What was not clear to those of us participating in this plan 7 years ago, was the safety implications of the plan. This project would spend $450 million on an area that has had (AFAIK) zero fatalities and few major injuries on the freeway. They’re slow speed side swipes etc. because of the merges.

The City has now adopted Vision Zero. If eliminating fatalities and serious injuries, the $450 million would be much better spent on the arterials within Portland, where people are dying or being seriously injured, such as Powell, 82nd, Division, Lombard, etc. If the city really means to reduce these crashes, funds should be spent to achieve that goal, rather than reducing side-swipes and allowing crashes on I-5 to be cleared faster. Even ODOT admits the project will not reduce “recurring congestion”, it’ll only allow crashes to be cleared faster. Yes there are improved connections planned on the surface streets in the Rose Quarter, but those could be done without this project and, at least for bike and ped connections, at a fraction of the money.

Let’s address the real safety concerns first. They’re not on I-5.

J_R
Guest
J_R

I worked for several years in Vancouver and regularly commuted by bike from SE Portland. I rode either Vancouver/Williams or Interstate through N Portland and across the awful Interstate Bridge. When there was a crash or stalled vehicle on I-5 in north Portland there would be very significant diversions of what is usually I-5 commuter traffic to my bike routes on Vancouver/Williams or Interstate. Usually that diversion also was accompanied by harried, aggressive drivers trying to make up “lost” time due to the I-5 congestion.
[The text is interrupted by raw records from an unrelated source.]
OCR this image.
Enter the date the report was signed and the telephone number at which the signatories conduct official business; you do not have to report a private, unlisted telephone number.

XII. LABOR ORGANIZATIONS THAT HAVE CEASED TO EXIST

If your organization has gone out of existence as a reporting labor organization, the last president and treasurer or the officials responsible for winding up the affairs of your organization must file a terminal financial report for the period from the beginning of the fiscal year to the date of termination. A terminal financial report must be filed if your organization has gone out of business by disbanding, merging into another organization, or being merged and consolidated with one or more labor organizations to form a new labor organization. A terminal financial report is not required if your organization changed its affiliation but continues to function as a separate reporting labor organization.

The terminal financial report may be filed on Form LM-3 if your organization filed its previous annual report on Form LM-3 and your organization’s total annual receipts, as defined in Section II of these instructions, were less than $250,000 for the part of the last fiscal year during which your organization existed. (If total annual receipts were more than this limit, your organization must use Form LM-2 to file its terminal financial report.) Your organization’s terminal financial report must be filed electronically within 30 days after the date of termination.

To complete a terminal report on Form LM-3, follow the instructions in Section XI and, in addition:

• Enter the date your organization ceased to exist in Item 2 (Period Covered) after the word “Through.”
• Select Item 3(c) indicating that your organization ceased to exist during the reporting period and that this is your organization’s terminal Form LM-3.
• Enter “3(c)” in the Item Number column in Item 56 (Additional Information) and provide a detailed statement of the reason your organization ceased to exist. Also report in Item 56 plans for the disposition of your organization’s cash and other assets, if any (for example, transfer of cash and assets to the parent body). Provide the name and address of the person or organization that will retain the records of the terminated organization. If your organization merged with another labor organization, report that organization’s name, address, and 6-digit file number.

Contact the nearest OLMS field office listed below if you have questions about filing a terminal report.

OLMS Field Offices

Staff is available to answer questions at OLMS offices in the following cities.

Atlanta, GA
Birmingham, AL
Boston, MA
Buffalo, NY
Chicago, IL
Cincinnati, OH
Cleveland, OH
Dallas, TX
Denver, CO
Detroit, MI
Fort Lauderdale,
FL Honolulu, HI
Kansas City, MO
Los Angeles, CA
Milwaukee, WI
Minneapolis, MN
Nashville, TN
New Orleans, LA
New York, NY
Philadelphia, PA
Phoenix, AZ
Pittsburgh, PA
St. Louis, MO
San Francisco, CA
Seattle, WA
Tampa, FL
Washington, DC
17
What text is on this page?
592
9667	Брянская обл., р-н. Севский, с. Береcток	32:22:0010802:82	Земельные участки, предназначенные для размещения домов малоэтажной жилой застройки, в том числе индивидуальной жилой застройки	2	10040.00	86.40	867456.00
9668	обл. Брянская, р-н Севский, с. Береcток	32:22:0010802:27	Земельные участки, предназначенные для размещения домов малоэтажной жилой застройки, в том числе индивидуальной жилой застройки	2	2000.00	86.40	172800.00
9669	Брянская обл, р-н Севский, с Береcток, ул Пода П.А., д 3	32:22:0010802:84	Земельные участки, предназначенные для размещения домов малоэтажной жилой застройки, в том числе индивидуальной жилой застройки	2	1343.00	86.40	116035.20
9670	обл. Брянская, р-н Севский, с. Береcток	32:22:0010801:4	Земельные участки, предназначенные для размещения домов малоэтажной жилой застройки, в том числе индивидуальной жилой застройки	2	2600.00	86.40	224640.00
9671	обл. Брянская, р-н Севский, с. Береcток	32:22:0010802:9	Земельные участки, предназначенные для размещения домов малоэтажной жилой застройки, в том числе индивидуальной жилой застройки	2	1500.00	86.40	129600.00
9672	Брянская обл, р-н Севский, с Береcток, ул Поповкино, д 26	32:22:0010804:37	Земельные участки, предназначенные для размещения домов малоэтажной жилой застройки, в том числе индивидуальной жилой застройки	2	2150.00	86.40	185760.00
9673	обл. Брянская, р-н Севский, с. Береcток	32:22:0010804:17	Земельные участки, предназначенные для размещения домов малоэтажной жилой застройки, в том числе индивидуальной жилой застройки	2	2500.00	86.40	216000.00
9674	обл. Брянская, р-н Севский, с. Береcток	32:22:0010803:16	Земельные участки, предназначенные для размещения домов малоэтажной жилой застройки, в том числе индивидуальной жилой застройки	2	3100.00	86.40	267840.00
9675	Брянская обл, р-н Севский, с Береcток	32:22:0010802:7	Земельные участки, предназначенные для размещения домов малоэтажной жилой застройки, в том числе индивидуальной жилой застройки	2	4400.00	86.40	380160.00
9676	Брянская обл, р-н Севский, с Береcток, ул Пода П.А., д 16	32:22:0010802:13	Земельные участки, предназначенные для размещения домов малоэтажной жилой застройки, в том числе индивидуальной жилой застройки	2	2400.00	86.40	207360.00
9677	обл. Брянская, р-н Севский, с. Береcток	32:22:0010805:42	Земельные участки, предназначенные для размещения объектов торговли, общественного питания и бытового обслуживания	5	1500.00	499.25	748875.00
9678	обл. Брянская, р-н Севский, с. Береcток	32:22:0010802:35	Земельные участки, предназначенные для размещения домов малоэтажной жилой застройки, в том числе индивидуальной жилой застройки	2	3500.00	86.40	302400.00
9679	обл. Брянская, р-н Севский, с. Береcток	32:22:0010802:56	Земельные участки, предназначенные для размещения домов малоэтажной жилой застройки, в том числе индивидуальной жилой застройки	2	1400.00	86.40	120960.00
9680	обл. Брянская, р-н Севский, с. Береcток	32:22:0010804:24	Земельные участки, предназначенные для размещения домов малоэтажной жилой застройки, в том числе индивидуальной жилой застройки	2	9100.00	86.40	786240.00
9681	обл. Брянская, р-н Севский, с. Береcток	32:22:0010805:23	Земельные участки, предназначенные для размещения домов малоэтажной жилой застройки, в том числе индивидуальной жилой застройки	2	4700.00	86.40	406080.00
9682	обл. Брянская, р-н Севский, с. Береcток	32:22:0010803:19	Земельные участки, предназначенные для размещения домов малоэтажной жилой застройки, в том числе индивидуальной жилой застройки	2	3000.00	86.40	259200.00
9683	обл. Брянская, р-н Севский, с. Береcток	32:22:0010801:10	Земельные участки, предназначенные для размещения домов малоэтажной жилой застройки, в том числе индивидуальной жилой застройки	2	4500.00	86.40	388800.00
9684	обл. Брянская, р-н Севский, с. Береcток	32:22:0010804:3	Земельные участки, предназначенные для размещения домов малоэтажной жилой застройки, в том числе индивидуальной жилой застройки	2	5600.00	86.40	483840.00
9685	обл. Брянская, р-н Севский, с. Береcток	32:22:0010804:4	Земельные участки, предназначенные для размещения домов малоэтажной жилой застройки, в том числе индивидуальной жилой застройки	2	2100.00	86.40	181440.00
I even notice more cut-through traffic on my neighborhood streets when the collector and minor arterial streets become congested. Traffic is getting worse due to population growth and “congestion is your friend” is not making my bicycling any more pleasant or safe. Some capacity expansion to keep longer-distance motorists on streets where I will never ride seems a fair trade-off.

I do not subscribe to the philosophy common on this forum that anything that enhances motor vehicle is evil. I haven’t studied it in detail, but I’m tending toward support for the proposed Rose Quarter I-5 widening as long as the project includes all the bicycle and pedestrian enhancements that have been identified.

Chad
Guest
Chad

All of the opposition to this project seems to assume that there’s some amazing, politically viable, alternative project that will take its place if we just get city council to reject the project. How probable is this?

Even though the freeway component is regrettable, at least the RQ project includes some real improvements for cyclists and pedestrians and the freeway caps would be great for the city. It would be a shame if No More Freeways PDX succeeds in getting the RQ project off the menu, only to have the funds reallocated to some highway project that devotes 100% of the funding to hardcore highway expansion and includes absolutely nothing for alternative transportation.

I think that this is an important part of the calculus that I haven’t seen discussed here yet.

I Dont Believe Your Number Magic
Guest

Got any links to these stats?

Will
Guest
Will

Wow. This is sadly disappointing but not surprising when you remember TST gets their funding largely from government transportation agencies. Many of their staff seek careers with ODOT and other government agencies. Of course they don’t rock the boat. They like to talk big in their fundraising letters so their members feel engaged but when it comes down to it they’re a rubber stamp on whatever ODOT, PBOT, and Trimet feel like doing. Greenwashing at its finest.

X
Guest
X

We have your wonder drug, it’s going to cost you $12 million a year for the next 10 years. It’s wrapped in this horse turd which is, like, three or four hundred million. You’re welcome.